At the end of 1751, Gotthold Ephraim Lessing continued his education at the University of Wittenberg, a year later receiving a master's degree, and again moved to the capital. The writer fundamentally avoided any official service, including very profitable ones, seeing it as a threat to his independence, and preferred to live on occasional fees. Over these years of work, he has earned credibility as a master of artistic expression and a brilliant critic, distinguished by objectivity and insight. In 1755, his new brainchild was published - the prose “Miss Sarah Sampson” - the first family “philistine” drama in national literature, which made him truly famous. Together with other works, including critical and scientific ones, it was included in the six-volume Works. Lessing received the status of leader of national journalism thanks to publications in the literary magazine “Letters on Modern Literature” (1759-1765) founded by him and his comrades.

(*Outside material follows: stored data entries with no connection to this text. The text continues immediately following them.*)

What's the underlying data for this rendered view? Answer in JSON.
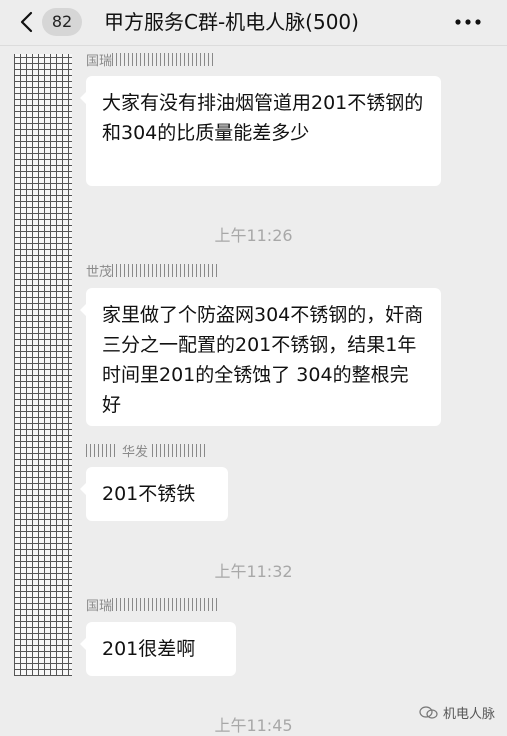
{
  "header": {
    "badge": "82",
    "title": "甲方服务C群-机电人脉(500)"
  },
  "messages": [
    {
      "sender": "国瑞",
      "text": "大家有没有排油烟管道用201不锈钢的  和304的比质量能差多少"
    },
    {
      "sender": "世茂",
      "text": "家里做了个防盗网304不锈钢的，奸商三分之一配置的201不锈钢，结果1年时间里201的全锈蚀了  304的整根完好"
    },
    {
      "sender": "华发",
      "text": "201不锈铁"
    },
    {
      "sender": "国瑞",
      "text": "201很差啊"
    }
  ],
  "timestamps": [
    "上午11:26",
    "上午11:32",
    "上午11:45"
  ],
  "watermark": "机电人脉",
  "colors": {
    "background": "#ededed",
    "bubble": "#ffffff",
    "meta_text": "#a8a8a8"
  }
}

During 1760-1765. Lessing was the secretary of the Prussian General Tauentzin, governor of Silesia, and from 1767 a literary consultant and critic of the German National Theater (Hamburg). His reviews marked the onset of a new period in the development of theater criticism. Throughout 1767-1768, Gotthold Ephraim attempted to found his own theater in the same city, but the idea failed. To obtain a stable income, in 1770 Lessing got a job at the Wolfenbüttel Ducal Library as a court librarian, and with this event a new period in his biography began, which turned out to be the most morally difficult for the writer. For nine months in 1775-1776. he traveled with Prince Leopold of Brunswick in Italy, and spent the rest of the time until February 15, 1781, the date of his death, in this city, working in the position of court librarian that burdened him.

Lessing, being a radical supporter of enlightenment and human reason, waged an irreconcilable struggle against church orthodox dogma, the ideology of absolutism, and saw in a democratic national culture a means to end feudalism, the political fragmentation of the state, the dominance of class and other prejudices. His works are filled with the pathos of this struggle, among which the most famous are “Emilia Galotti”, “Nathan the Wise”, “Minna von Barnhelm” and others.